President Biden Urged to Ban Mexican Fish Imports, Stop Mass Killing of Endangered Sea Turtles

President Biden Urged to Ban Mexican Fish Imports, Stop Mass Killing of Endangered Sea Turtles

WASHINGTON— The Center for Biological Diversity called on President Biden today to impose trade sanctions against Mexico to stop the nation’s massive bycatch of loggerhead sea turtles, as required by U.S. law.

In August the National Marine Fisheries Service certified Mexico for its bycatch under the U.S. Moratorium Protection Act. Certification requires that Biden now ban Mexican fish imports.

“The United States has tools to push Mexico to limit loggerhead sea turtle bycatch, but I’m frustrated that Biden isn’t using them,” said Sarah Uhlemann, international program director at the Center.

“Loggerhead sea turtles are deeply imperiled and they need protection from both our nations to survive.
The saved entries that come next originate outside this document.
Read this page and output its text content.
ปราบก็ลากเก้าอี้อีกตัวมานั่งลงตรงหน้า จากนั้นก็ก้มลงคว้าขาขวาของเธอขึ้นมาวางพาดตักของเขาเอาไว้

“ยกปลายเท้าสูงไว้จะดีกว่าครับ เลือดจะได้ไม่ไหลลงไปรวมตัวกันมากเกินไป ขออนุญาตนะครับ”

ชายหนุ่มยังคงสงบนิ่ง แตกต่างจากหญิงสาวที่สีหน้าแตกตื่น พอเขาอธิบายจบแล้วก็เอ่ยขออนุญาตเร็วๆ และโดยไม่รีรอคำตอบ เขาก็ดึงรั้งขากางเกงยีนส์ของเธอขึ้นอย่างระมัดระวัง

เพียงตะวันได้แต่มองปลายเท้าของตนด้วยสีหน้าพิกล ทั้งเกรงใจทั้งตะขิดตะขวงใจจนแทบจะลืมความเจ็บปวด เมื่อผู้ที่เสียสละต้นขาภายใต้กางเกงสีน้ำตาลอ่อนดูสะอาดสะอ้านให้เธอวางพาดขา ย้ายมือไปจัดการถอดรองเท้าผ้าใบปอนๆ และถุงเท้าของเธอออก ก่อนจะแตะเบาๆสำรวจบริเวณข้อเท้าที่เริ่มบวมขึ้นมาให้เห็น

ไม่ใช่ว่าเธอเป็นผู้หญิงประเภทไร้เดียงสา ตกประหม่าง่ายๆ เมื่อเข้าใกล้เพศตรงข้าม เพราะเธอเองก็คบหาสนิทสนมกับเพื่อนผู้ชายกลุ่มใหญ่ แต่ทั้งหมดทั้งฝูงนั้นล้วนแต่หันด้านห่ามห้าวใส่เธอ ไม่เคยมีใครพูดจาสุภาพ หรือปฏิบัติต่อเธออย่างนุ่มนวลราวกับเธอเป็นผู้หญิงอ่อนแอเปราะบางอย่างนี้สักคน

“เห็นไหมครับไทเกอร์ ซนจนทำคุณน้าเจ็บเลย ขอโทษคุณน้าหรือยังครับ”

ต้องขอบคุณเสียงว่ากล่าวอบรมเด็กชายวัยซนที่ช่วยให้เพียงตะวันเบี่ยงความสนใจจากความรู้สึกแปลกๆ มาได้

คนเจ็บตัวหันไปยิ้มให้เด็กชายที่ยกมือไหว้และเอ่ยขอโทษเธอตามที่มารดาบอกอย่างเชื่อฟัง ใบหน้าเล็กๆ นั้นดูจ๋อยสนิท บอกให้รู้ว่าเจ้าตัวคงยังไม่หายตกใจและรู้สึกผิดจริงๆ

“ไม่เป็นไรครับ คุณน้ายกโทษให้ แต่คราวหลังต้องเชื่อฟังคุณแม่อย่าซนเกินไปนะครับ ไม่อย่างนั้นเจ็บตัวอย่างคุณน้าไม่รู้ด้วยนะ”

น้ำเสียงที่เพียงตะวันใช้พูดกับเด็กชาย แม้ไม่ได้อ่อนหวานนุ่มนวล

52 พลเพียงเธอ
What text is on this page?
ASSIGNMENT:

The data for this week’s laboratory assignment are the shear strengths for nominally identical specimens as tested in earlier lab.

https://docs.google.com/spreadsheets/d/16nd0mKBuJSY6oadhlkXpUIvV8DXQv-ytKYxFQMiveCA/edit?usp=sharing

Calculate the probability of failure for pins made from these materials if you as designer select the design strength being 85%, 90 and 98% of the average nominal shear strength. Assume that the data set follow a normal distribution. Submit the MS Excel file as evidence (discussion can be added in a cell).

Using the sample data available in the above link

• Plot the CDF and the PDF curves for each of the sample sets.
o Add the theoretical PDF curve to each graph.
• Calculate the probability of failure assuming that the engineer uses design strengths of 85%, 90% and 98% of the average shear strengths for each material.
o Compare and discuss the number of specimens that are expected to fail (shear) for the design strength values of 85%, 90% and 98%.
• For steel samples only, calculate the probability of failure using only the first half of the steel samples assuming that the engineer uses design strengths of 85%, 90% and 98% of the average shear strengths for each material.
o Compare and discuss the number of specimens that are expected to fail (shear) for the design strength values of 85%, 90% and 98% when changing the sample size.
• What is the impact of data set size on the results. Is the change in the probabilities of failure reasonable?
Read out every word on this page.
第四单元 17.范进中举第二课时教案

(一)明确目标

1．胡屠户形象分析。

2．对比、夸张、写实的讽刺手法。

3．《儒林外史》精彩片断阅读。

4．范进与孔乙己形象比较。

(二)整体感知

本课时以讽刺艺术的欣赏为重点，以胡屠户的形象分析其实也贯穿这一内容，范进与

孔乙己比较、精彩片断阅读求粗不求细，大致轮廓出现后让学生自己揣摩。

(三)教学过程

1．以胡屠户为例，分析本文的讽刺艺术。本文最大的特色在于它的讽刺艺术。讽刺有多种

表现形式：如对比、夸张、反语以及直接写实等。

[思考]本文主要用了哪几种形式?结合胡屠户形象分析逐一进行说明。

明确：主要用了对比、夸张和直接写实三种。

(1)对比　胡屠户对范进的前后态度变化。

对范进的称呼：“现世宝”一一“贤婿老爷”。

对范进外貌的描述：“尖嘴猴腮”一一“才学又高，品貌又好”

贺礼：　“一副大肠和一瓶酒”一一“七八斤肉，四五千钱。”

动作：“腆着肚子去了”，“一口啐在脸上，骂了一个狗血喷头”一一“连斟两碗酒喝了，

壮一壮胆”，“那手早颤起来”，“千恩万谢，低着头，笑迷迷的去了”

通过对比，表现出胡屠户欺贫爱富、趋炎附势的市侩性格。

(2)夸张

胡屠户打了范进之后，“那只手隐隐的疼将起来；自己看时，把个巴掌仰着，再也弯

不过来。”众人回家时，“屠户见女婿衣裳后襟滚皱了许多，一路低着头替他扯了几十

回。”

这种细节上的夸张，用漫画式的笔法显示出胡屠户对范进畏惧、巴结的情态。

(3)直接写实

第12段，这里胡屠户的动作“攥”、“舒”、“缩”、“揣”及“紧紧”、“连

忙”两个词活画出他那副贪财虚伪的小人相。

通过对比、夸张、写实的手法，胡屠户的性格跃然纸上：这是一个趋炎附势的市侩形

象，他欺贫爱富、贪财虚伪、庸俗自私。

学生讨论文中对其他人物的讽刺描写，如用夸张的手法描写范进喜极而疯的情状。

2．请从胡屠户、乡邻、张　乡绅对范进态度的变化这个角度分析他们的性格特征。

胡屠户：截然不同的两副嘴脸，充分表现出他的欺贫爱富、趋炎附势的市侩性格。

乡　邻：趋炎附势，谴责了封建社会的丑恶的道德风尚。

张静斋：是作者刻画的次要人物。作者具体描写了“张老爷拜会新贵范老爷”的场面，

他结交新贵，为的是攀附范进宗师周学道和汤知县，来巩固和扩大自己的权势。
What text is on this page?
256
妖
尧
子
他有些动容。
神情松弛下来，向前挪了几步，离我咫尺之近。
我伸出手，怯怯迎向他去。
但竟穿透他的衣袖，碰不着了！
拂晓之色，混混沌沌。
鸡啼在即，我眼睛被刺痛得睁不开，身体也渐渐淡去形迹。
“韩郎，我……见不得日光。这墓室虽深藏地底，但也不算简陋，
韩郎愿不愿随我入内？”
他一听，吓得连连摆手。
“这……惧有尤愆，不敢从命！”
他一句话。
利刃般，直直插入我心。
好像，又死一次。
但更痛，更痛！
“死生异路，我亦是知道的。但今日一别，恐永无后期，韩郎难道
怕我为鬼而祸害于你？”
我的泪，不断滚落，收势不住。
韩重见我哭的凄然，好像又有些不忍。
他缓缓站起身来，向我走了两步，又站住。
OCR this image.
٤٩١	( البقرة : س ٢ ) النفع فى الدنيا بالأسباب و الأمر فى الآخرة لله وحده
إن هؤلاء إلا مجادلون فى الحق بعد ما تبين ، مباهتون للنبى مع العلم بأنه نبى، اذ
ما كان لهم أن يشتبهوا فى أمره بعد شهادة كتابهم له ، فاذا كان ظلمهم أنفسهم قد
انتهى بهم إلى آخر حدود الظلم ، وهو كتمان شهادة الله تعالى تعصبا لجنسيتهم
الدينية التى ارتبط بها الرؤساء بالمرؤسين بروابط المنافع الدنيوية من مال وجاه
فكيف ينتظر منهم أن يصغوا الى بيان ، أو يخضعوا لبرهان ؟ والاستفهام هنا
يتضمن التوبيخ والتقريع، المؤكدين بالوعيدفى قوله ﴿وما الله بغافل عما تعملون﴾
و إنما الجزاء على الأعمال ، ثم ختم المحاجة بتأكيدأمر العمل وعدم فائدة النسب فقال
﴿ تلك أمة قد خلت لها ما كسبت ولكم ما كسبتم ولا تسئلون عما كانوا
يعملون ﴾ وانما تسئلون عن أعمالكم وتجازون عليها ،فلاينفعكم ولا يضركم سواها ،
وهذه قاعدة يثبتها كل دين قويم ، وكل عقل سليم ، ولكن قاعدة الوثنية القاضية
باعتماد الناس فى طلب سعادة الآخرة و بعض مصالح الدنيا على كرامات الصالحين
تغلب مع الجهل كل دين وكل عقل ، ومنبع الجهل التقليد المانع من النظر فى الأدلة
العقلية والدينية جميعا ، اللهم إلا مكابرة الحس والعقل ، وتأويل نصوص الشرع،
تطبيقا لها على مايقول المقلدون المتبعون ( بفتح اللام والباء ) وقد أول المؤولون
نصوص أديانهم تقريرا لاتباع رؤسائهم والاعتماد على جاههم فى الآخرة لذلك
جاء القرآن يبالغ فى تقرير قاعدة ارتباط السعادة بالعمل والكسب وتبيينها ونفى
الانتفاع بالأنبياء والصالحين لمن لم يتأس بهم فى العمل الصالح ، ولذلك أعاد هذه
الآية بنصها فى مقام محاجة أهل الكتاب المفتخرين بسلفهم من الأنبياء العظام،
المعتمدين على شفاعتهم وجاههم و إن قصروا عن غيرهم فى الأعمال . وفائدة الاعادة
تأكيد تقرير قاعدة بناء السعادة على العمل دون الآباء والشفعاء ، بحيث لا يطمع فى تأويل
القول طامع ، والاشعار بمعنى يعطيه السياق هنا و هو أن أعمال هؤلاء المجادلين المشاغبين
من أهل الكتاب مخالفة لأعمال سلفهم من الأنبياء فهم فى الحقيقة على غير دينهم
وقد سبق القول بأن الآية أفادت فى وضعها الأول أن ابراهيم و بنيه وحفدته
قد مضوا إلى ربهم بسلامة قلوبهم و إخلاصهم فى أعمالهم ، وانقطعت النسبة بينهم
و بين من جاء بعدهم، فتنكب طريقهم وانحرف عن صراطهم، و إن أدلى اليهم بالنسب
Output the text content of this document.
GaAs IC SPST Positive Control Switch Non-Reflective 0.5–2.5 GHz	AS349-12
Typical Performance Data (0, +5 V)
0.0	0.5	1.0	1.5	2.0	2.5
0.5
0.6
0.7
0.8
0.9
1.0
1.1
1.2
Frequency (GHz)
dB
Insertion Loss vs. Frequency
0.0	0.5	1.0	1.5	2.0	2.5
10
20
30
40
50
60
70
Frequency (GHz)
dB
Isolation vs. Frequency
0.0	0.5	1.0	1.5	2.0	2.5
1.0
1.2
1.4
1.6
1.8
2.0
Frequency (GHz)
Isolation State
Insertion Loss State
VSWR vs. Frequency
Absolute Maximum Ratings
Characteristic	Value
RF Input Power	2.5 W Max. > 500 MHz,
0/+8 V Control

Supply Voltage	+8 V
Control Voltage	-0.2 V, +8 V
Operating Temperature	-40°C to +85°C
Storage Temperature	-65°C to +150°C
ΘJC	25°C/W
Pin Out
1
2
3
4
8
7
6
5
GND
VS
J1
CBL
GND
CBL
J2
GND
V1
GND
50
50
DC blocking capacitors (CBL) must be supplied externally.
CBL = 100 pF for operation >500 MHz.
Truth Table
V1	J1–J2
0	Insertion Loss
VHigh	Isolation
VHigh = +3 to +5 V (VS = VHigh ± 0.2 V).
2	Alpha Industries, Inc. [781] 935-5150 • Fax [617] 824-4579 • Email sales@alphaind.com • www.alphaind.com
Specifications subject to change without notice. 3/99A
President Biden must ban Mexican fish imports and pressure Mexico to take action.”

Each year Mexican halibut and shark fisheries off the southern Baja California peninsula catch thousands of loggerheads from the North Pacific Ocean distinct population segment.

These sea turtles migrate from nesting grounds in Japan to foraging grounds off Mexico and the United States, returning to Japan to nest. North Pacific Ocean loggerheads face a serious risk of extinction, in part because of Mexico’s alarmingly high levels of bycatch.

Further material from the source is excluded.